Entre as justificativas para possível linha de investigação, o delegado Rhudson Barcelos afirmou que era, “entre aspas, plausível, um feminicidio diante de uma briga entre marido e mulher”. Questionado por qual recado deixaria para as mulheres para evitar que sejam vitimas, ele orientou que elas evitassem sair sozinhas ou em grupos de mulheres para prática de ciclismo nas rodovias, esporte muito comum na localidade.

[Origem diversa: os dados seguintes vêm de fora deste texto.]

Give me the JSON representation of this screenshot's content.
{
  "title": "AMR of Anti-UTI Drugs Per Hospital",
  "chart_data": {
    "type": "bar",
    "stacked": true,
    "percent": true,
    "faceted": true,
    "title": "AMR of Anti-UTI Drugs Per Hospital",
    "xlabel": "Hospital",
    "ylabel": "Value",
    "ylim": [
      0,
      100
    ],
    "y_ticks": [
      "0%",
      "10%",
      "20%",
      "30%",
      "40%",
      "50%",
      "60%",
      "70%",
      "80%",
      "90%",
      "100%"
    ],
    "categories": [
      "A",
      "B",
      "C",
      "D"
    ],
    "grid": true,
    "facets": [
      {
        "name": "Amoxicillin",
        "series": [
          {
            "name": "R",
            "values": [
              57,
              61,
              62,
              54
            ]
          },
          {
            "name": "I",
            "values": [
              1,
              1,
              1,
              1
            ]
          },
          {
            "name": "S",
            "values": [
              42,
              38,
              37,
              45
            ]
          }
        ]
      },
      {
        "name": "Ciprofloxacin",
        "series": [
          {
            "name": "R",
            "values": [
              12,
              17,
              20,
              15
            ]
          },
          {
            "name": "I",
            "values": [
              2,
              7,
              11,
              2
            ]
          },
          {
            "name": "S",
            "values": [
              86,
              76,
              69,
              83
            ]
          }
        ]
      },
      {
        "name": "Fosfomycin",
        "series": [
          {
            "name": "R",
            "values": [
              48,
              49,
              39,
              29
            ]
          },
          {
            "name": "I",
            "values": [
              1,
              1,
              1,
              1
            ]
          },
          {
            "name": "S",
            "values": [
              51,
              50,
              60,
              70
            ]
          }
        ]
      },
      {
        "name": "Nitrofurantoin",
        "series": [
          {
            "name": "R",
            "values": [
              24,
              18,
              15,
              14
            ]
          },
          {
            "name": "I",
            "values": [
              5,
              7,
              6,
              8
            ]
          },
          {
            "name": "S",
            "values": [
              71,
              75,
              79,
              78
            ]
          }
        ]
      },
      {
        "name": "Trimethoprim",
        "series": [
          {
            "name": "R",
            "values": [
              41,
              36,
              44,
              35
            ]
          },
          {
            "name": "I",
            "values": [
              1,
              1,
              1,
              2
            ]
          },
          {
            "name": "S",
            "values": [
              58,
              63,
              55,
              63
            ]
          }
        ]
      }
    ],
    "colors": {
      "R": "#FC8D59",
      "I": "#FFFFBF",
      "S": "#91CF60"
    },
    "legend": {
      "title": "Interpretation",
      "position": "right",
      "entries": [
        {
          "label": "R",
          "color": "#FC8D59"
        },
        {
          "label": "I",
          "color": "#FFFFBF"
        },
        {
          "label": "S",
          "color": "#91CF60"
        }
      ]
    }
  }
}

Barcelos falou ainda detalhes da vida conjugal de uma das vítimas e citou que o acusado ficava próximo à academias “para ver as mulheres exuberantes e com roupas provocantes”. Durante toda coletiva, ninguém questionou sobre os comentários do delegado.

A sociedade guanambiense já estava sensibilizada pelo crime de duplo homicídio que ceifou a vida de mãe e filha e aguardava ansiosamente pelo posicionamento do delegado, que só se manifestou publicamente, e com riqueza de detalhes, após 24h da prisão do réu confesso.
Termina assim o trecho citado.